EXCISE TARIFF AMENDMENT (PRODUCT STEWARDSHIP FOR WASTE OIL) BILL 2000

I will now discuss the second of three pieces of amending legislation that are closely related to the Product Stewardship (Oil) Bill 2000 the Excise Tariff Amendment (Product Stewardship for Waste Oil) Bill 2000.

The amendments proposed in this bill contain alterations to the Excise Tariff Act 1921. The bill introduces an excise levy of five cents per litre on domestically-produced oils on 1 January 2001, again subject to CPI adjustments. The excise will be levied on petroleum-based oils and greases and their synthetic equivalents. Most of these products will be levied, because they also have the potential to be a danger to the environment if disposed of inappropriately.

I commend the bill.

PRODUCT STEWARDSHIP (OIL) (CONSE-QUEN-TIAL AMENDMENTS) BILL 2000

The Product Stewardship (Oil) (Consequential Amendments) Bill 2000 is the third and last piece of amending legislation making up the Government's legislative package on product stewardship for waste oil.

The legislative mechanism which sets out the terms and conditions of the benefit payments prescribed under provisions of the Product Stewardship (Oil) Act 2000 will be the Products Grants and Benefits Act 2000. Minor amendments to this Act, the Excise Act 1901 and the Taxation Administration Act 1953, are necessary to bring the oil product stewardship benefit payments and levy collection into line with other excise programs.

The Australian Taxation Office will pay benefits to eligible recyclers. The rate of product stewardship benefit that is payable for a particular use of waste oil will be set by regulations, issued under the authority of the Minister for the Environment, under a provision of the Product Stewardship (Oil) Bill 2000.

A claimant for product stewardship benefits will need to satisfy a number of requirements. The Commissioner of Taxation must be satisfied that a recycler holds both a licence as a manufacturer of excisable goods under section 34 of the Excise Act 1901 and an Australian Business Number. The claimant must also demonstrate that all necessary licences, permits and approvals to operate the business are held as required by relevant State and Territory environmental protection agencies.

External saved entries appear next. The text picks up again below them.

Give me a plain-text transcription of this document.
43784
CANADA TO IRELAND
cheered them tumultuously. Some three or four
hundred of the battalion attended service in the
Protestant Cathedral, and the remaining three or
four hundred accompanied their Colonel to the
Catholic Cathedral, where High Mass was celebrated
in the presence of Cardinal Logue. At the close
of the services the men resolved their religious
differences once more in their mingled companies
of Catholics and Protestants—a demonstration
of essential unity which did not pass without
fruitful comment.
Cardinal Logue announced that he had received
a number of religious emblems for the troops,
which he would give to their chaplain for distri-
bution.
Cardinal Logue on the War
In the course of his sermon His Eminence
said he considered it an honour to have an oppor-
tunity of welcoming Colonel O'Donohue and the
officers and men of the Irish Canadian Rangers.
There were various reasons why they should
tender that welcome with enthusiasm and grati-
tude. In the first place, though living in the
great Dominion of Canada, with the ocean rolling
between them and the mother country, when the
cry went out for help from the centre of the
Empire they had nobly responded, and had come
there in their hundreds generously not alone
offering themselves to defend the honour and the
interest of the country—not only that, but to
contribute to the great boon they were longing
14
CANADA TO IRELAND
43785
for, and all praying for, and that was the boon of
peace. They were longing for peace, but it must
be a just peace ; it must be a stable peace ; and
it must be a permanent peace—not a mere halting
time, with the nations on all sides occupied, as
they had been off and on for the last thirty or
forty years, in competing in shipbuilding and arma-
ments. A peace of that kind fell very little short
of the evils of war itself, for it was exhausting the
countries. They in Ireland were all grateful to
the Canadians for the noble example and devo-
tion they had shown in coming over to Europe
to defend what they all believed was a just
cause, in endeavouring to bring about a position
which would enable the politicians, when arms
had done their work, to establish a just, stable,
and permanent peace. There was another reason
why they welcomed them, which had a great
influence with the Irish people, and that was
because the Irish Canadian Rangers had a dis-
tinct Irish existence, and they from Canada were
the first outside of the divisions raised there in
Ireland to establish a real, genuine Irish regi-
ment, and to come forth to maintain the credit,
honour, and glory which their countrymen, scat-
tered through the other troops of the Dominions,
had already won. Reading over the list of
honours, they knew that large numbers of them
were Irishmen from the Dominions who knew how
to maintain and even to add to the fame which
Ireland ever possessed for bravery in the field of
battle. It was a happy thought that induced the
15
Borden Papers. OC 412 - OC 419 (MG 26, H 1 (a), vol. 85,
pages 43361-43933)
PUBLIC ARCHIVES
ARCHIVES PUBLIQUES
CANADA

The Product Grants and Benefits Act 2000 contains provisions against contrived schemes. This will safeguard appropriate use of benefits and is consistent with other taxation legislation designed to prevent rorting and cheating of benefit systems. This Act provides adequate penalties and safeguards to protect public funds and prevent abuse of the product stewardship arrangements.

I commend the bill.

Debate (on motion by Senator O'Brien) adjourned.